La propia Comisión reconoció que “la fatiga por el consentimiento y la proliferación de banners de cookies” es un problema cuya solución regulatoria está “muy retrasada”[s], una admisión notable para un marco creado en gran parte por la legislación de la UE. Sin embargo, el análisis legal de Osborne Clarke concluye que el fin tan esperado de los banners de cookies aún no está a la vista[s]. Las cookies de marketing seguirán requiriendo consentimiento. El mecanismo basado en navegadores depende de estándares técnicos que aún no existen y no serán obligatorios hasta aproximadamente 2028. La propuesta exime explícitamente a los proveedores de servicios de medios de respetar las señales de consentimiento automatizadas, una excepción que prioriza los ingresos publicitarios de los editores sobre las preferencias de los usuarios.
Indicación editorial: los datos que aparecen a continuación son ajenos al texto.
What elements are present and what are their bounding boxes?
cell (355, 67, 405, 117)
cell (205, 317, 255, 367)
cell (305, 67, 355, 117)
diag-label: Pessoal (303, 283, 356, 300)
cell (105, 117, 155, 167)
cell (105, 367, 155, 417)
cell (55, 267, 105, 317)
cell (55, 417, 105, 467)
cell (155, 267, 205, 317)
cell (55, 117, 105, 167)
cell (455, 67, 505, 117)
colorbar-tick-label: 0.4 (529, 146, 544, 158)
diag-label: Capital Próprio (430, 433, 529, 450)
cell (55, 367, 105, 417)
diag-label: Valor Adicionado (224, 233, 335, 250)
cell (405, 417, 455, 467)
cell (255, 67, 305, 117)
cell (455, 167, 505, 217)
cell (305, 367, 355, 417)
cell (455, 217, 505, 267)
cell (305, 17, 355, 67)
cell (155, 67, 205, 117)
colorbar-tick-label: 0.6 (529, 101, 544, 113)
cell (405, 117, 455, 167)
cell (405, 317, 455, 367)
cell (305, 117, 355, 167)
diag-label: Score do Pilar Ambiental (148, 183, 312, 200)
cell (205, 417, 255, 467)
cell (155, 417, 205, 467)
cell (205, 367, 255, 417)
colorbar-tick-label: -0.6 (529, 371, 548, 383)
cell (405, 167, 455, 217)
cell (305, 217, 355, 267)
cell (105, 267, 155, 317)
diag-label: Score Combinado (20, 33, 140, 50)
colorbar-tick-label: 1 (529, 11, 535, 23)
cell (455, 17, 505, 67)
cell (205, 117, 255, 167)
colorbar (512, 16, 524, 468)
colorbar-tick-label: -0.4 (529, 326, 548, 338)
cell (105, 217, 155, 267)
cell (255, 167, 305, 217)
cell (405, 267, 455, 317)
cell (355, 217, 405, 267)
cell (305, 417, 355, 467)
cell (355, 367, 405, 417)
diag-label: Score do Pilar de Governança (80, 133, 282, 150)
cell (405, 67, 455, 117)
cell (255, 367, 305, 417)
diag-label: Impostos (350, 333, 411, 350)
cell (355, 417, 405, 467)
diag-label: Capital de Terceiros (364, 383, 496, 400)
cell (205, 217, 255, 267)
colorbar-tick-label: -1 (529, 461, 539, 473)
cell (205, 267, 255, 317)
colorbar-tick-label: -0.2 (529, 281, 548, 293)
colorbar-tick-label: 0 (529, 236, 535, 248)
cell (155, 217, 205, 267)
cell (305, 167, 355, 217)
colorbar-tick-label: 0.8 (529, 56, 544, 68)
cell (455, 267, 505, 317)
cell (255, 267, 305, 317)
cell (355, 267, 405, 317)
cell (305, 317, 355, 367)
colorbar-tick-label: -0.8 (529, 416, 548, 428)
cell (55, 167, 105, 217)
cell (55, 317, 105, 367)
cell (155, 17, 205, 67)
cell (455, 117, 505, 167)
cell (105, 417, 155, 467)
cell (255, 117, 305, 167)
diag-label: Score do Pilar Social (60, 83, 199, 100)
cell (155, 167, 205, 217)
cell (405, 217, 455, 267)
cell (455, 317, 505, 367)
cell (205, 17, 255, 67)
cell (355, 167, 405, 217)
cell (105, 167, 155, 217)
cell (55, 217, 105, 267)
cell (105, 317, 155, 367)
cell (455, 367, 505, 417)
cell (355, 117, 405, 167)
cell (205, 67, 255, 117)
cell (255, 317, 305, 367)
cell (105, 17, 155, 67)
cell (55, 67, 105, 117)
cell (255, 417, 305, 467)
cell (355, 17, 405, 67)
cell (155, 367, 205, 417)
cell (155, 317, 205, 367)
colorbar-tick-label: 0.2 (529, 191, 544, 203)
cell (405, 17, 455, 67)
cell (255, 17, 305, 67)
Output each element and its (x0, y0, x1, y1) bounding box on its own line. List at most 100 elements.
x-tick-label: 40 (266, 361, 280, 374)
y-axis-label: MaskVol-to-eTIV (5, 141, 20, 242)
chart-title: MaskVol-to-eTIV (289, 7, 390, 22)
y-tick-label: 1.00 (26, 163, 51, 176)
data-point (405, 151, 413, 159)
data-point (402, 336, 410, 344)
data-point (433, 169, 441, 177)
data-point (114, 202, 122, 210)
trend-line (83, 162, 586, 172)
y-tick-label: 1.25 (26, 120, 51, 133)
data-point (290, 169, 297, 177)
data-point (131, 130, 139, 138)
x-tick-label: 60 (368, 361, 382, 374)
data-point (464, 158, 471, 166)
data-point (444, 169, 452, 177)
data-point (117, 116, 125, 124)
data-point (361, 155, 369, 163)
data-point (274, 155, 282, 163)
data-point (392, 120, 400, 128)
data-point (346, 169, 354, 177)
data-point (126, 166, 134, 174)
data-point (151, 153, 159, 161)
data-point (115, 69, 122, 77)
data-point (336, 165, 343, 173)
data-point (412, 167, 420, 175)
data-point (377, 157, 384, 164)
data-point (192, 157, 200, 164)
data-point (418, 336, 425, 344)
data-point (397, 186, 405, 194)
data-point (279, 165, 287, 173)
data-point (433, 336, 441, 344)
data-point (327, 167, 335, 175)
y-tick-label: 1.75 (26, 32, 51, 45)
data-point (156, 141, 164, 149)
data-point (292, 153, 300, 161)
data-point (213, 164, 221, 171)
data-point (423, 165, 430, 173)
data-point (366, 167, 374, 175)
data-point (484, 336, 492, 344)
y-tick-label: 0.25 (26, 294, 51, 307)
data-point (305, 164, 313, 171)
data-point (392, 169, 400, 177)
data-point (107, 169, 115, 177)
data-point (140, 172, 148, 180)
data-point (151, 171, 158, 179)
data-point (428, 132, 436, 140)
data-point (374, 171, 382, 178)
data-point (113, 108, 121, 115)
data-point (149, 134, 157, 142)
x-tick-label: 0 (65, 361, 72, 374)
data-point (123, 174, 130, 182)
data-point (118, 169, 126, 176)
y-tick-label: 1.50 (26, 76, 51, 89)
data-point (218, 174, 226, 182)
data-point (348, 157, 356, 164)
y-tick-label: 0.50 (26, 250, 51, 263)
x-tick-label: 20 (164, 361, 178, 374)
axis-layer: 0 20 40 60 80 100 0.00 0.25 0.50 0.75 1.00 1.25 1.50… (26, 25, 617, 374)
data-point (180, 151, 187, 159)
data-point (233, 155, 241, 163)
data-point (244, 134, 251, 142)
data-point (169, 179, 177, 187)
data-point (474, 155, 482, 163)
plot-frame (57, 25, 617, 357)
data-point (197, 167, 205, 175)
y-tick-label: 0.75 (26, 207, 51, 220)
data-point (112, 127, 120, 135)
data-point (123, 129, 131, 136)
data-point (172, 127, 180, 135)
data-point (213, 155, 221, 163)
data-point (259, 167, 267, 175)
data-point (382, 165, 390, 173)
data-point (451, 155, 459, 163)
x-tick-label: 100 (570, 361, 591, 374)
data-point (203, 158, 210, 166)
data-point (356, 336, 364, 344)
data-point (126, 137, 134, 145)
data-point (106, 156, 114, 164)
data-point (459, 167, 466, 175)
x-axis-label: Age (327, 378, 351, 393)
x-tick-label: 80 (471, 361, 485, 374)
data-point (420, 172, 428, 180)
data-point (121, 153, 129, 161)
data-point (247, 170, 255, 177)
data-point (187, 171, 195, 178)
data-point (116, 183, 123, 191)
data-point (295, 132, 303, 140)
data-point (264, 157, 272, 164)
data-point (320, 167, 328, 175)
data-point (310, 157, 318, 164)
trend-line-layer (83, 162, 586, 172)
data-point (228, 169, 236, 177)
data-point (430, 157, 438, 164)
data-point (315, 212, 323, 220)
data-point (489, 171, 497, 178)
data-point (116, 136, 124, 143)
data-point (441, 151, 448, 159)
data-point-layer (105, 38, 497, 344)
Evaluación: persisten tensiones estructurales

El modelo de aceptar o pagar expone una tensión fundamental en la regulación digital europea. El RGPD exige un consentimiento libremente otorgado para el procesamiento de datos. El internet financiado por publicidad exige el procesamiento de datos para sobrevivir económicamente. El modelo de aceptar o pagar intenta cerrar esa brecha monetizando la negativa al consentimiento, lo que no satisface ni a los defensores de la privacidad (que lo ven como coerción) ni a los editores (que ganan marginalmente más mientras enfrentan incertidumbre legal en 27 Estados miembros con interpretaciones divergentes).

La respuesta regulatoria ha sido fragmentada. La EDPB se dirige a las grandes plataformas pero pospone directrices más amplias. La DMA se enfoca en los guardianes de acceso pero no se aplica a la mayoría de los editores. Los tribunales nacionales, como el de Austria, abordan detalles de implementación pero no la legitimidadLa aceptación y reconocimiento de la autoridad gubernamental por la población, basada en la creencia de que el gobierno tiene derecho a gobernar. fundamental del modelo. Y el Digital Omnibus, incluso si se adopta a finales de 2026, no producirá una alternativa funcional hasta 2028 como muy pronto.

El internet de 2010, donde las cookies eran molestias eliminables en lugar de instrumentos de una economía de vigilancia respaldada por infraestructura de pujas en tiempo real universal[s], no es recuperable solo mediante regulación. Lo que la regulación puede hacer, y está haciendo lentamente, es establecer que la privacidad es un derecho, no una característica premium. Si ese principio sobrevivirá al contacto con la economía de la publicación digital sigue siendo la pregunta definitoria de la política tecnológica europea.